Я резко останавливаюсь. Я чуть не испортил главный миг своей жизни, обшаривая пространство, словно ища в бардаке подвала куда-то запропастившийся молоток. Все надо делать правильно. И тогда я закрываю глаза и вспоминаю Леучо. Я вспоминаю свою мать и Матильду. Корку, мадам Мицлер, Чарльза Марша, Артура Деллера и даже Командора. И наконец, членов экспедиции, живых и мертвых.
Открыв глаза, я увидел его — вот он, прямо перед носом, смотрит пустыми глазницами; и когда прошел ступор, расхохотался.
Теперь мой черед идти к железной тропе, через три дня после моих товарищей. Из-за кулис горных пиков ползут театральные облака, такие лиловые, такие щекастые, что кажутся бутафорскими. Спускаться при таком прогнозе погоды? Безумие. Но еще большее безумие — медлить.

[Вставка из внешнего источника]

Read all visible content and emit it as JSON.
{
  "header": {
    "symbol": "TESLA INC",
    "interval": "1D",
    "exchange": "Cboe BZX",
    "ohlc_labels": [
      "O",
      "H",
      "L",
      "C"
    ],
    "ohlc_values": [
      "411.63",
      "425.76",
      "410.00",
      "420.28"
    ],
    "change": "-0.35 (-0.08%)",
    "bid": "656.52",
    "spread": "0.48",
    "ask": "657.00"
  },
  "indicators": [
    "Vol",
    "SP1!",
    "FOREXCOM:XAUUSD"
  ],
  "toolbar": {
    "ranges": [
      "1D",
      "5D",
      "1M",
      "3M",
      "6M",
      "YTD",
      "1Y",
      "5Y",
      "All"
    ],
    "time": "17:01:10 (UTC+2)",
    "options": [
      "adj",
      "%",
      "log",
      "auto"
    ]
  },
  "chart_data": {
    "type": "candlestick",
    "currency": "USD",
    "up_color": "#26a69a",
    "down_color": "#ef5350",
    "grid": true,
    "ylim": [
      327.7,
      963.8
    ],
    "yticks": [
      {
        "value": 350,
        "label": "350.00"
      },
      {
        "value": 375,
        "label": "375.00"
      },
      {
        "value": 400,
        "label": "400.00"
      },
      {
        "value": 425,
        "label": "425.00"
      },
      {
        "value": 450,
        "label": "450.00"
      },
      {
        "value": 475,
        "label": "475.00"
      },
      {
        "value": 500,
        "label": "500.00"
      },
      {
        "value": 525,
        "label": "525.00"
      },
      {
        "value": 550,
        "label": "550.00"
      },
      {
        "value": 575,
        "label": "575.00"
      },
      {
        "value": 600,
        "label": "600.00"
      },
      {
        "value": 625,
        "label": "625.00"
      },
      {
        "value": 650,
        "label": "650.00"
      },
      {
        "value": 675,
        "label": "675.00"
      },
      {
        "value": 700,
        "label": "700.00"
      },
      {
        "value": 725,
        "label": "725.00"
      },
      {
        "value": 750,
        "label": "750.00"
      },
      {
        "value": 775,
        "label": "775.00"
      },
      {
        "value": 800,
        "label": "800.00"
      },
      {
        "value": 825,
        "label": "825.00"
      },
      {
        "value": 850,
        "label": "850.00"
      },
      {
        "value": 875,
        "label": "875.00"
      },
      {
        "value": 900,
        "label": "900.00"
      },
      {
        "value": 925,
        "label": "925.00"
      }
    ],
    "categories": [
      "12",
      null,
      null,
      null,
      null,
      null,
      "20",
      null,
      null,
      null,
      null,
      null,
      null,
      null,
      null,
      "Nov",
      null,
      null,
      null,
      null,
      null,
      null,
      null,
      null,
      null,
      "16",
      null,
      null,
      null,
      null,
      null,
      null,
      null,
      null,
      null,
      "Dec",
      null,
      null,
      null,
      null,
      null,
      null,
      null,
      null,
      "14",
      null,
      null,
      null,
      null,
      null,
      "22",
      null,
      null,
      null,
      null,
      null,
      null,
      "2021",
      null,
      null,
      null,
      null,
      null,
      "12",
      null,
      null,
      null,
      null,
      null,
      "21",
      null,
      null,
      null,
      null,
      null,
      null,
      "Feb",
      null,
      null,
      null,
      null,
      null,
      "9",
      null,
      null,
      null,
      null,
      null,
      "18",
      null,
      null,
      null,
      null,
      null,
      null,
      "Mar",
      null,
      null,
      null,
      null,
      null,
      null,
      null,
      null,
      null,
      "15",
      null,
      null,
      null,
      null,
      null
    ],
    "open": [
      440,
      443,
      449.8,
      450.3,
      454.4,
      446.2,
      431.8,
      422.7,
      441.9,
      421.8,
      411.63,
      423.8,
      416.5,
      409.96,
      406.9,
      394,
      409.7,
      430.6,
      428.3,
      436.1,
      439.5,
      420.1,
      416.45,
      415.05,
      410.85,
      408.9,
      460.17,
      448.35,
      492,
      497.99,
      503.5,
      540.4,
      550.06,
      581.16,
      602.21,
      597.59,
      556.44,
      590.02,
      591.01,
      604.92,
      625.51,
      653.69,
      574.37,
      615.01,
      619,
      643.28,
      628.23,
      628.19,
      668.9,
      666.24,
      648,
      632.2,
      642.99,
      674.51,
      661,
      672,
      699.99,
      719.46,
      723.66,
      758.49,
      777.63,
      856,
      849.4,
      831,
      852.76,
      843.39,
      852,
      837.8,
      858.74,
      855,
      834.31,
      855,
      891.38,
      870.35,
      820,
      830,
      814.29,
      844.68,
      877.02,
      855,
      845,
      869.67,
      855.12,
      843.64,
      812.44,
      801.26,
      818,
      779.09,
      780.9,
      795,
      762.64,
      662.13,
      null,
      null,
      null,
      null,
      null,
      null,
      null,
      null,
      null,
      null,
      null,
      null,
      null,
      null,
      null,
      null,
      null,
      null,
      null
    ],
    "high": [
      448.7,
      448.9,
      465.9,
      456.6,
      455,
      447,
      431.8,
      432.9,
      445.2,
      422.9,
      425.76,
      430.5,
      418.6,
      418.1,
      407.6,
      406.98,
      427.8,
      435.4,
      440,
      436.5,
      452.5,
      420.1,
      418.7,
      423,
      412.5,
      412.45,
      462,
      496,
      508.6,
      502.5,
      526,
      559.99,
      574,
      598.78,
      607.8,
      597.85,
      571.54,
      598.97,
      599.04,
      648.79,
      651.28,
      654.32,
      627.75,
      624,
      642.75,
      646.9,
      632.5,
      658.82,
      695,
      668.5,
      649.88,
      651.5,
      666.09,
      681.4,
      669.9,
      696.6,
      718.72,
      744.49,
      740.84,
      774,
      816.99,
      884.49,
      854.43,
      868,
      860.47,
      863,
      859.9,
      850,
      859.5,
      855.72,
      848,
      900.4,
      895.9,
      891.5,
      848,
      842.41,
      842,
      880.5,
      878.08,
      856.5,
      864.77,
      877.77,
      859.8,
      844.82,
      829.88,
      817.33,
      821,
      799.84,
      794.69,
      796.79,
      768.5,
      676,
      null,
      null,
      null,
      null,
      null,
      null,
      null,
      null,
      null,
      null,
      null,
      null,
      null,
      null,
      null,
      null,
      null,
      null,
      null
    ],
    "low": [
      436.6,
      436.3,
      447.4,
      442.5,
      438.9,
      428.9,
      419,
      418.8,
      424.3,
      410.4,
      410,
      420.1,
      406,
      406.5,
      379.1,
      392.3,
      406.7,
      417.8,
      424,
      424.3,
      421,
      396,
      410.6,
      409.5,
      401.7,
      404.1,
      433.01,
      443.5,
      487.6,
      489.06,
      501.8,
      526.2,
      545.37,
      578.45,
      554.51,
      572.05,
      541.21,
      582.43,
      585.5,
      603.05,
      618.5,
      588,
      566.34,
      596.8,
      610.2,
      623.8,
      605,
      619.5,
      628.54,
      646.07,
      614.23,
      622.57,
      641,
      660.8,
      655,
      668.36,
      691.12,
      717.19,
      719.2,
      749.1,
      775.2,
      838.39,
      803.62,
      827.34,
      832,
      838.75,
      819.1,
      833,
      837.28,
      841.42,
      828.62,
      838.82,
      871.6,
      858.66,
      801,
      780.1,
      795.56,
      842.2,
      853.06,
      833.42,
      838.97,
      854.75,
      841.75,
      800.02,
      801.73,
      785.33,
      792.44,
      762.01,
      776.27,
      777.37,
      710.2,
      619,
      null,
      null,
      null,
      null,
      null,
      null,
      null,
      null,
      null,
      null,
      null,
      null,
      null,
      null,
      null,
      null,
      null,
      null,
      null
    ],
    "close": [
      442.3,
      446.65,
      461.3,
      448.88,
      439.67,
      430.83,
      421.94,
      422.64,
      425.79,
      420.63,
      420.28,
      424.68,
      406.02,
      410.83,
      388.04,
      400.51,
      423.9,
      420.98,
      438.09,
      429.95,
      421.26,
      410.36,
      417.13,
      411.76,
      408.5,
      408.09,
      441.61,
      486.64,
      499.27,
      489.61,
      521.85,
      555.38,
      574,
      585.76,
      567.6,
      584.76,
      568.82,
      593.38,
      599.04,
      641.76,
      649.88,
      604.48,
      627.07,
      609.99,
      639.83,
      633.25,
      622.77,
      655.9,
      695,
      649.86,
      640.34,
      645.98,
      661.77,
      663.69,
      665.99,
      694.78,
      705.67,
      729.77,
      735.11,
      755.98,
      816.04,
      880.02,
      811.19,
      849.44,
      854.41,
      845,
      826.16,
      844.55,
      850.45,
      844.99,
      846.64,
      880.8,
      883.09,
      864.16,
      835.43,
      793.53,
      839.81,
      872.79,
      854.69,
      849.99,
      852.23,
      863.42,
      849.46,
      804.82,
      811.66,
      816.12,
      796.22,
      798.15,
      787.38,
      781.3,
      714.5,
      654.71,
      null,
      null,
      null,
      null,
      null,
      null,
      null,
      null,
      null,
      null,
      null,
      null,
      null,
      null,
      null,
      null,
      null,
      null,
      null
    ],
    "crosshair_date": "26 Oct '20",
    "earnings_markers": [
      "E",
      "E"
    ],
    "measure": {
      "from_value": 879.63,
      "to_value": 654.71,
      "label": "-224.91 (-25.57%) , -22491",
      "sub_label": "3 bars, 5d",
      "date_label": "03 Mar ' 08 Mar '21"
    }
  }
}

Я нашел дракона Леучо. Он спал, лежа на океане сушняка, и выглядел немного грустно. То был не бронтозавр. Не апатозавр или диплодок. Это был вообще не динозавр, а старый добрый северный олень, а может, и лось. Но явно очень старый, — знак того, что на этом плато действительно была жизнь, по крайней мере во времена последнего обледенения. Я сразу понял, как мог Леучо, напуганный, впечатлительный мальчик, принять его за дракона. Куча белых коряг, на которых покоилась голова, должно быть, показалась ему гигантским скелетом. Бедный Леучо, вот уж, наверное, страха натерпелся. Бедный Стан, вот уж дурак так дурак.
Голова несчастного карибу датируется концом плейстоцена, не исключено, что ей десять тысяч лет. Для профана — сокровище. Для палеонтолога — курьез. Подобные открытия не редкость. Развязка комическая, когда-нибудь я непременно посмеюсь над ней. Лет через тридцать-сорок.
На подступах к железной тропе я машинально пристегиваю обвязку. Неделей раньше открывшийся отсюда вид ошеломил меня. Зелень, охра, красное пятно далекой пастушьей хибары после недель каменной серости царапали мне сетчатку. Сегодня все бело. Снег одним мановением величаво уравнивает перепад высот. Мой глаз уговаривает ногу шагнуть вперед, обещает, что впереди гладкая равнина, что внизу земная твердь, а не триста метров пустоты. К счастью, Джио отлично нас вышколил. Новый Стан проверяет каждый жест, каждое движение, помогает мне выжить.